They were the last remaining dairy farmers in Calloway County. Jim Stahler sold off the majority of his cows on Tuesday.
Stahler faced some difficult numbers. According to the 2012 Census of Agriculture, farms generated $800,000-worth of revenue a year for Calloway County. Poultry and eggs made up most of the county's animal sales at 92 percent, while milk makes up less than 1 percent at $7,000.
While the numbers aren't a huge revenue, it's still a huge loss for the county.
In the dairy barn is where it started, and it's where it ends. Between big business and the troubles of supply and demand, dairy farmer Jim Stahler said he wouldn't do it any differently. He says all he ever desired was to dairy. Stahler says it was hard for him to understand what people meant by thank goodness it's Friday because he was able to do what he loved and dreamed every day.
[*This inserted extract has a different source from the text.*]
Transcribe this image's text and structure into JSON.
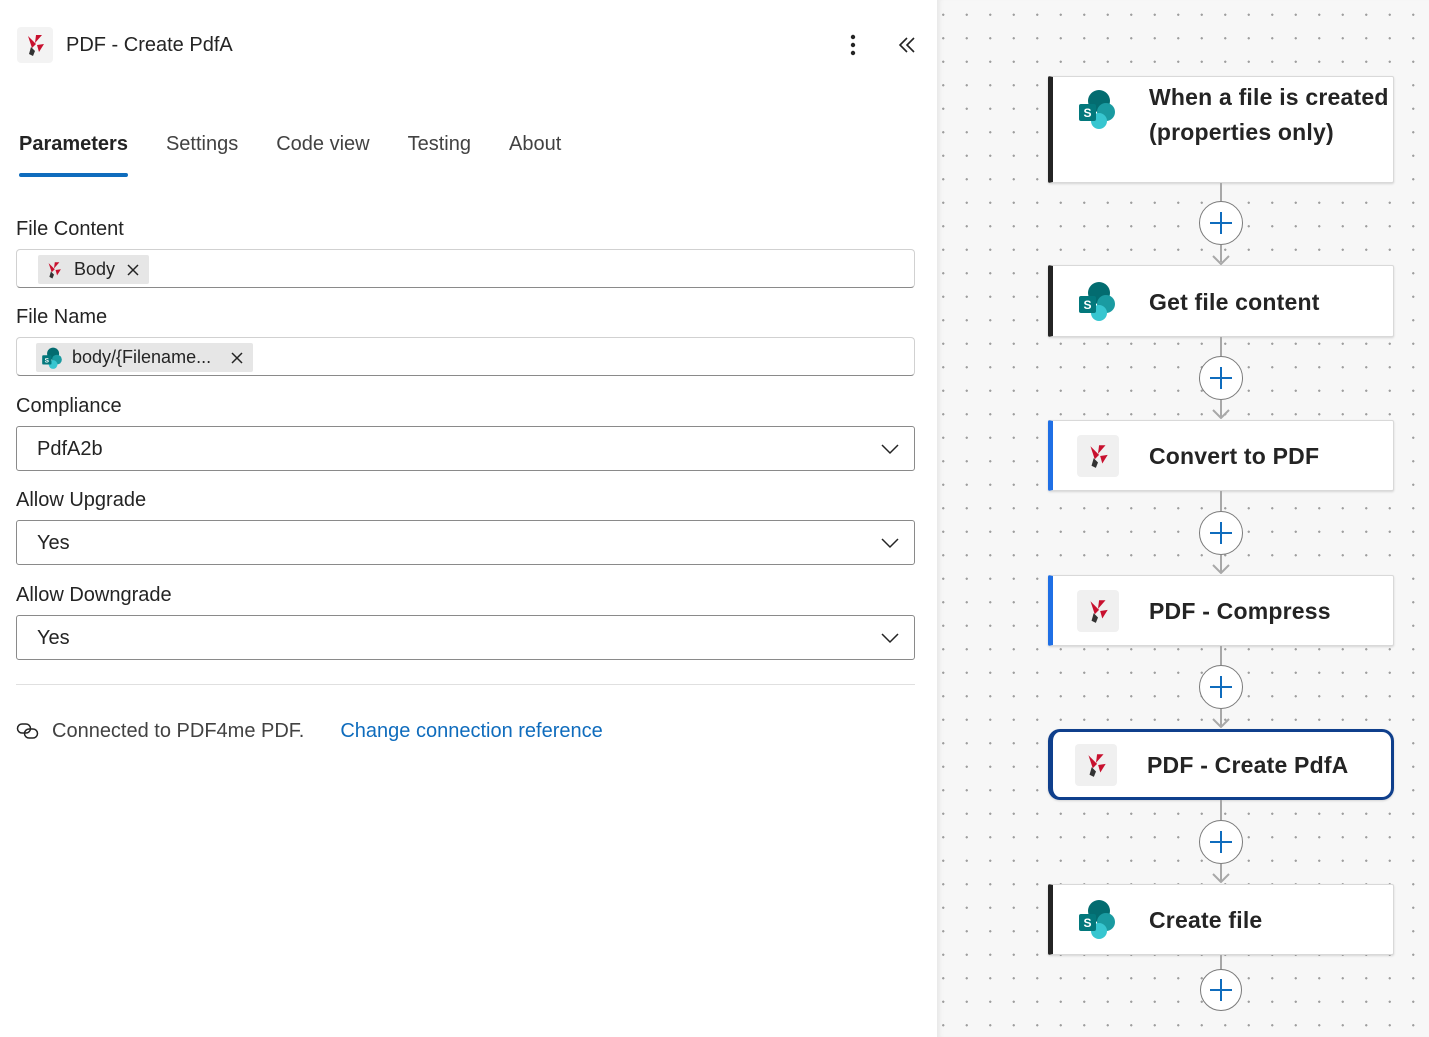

Stahler says selling most of his cows was bittersweet, but that's how it had to happen. He says he knows he's in an evolving industry, but after 50 years in the business he couldn't absorb the losses from a fluctuating supply and demand anymore.
Calloway County Extension Office Agriculture Director Matthew Chadwick says the dairy industry is growing more industrialized, and the Stahlers' farm is more proof of that. "The small farmer we see in the Norman Rockwell painting is kind of disappearing," Chadwick says.
Chadwick says it's not only the dairy farms at risk. He says after shutting down, more farms are succumbing to urbanization. "It is definitely an issue in Murray and Calloway County, just the rapid urban sprawl and the city growing out," he says.
Although the Stahlers' farm is considered a small farm, it will continue to be the family home and their passion every day for the next 50 years. "There's a time to start and a time to finish, and when you enjoy what you do you don't think about finishing," he says.
Stahler decided to keep about 20 cows on his farm. Before closing, the farm sold milk to the Saputo branch in Murray, but the milk stayed local in Murray. The Stahlers say they're looking to lease their chicken houses and begin focusing on ministry work.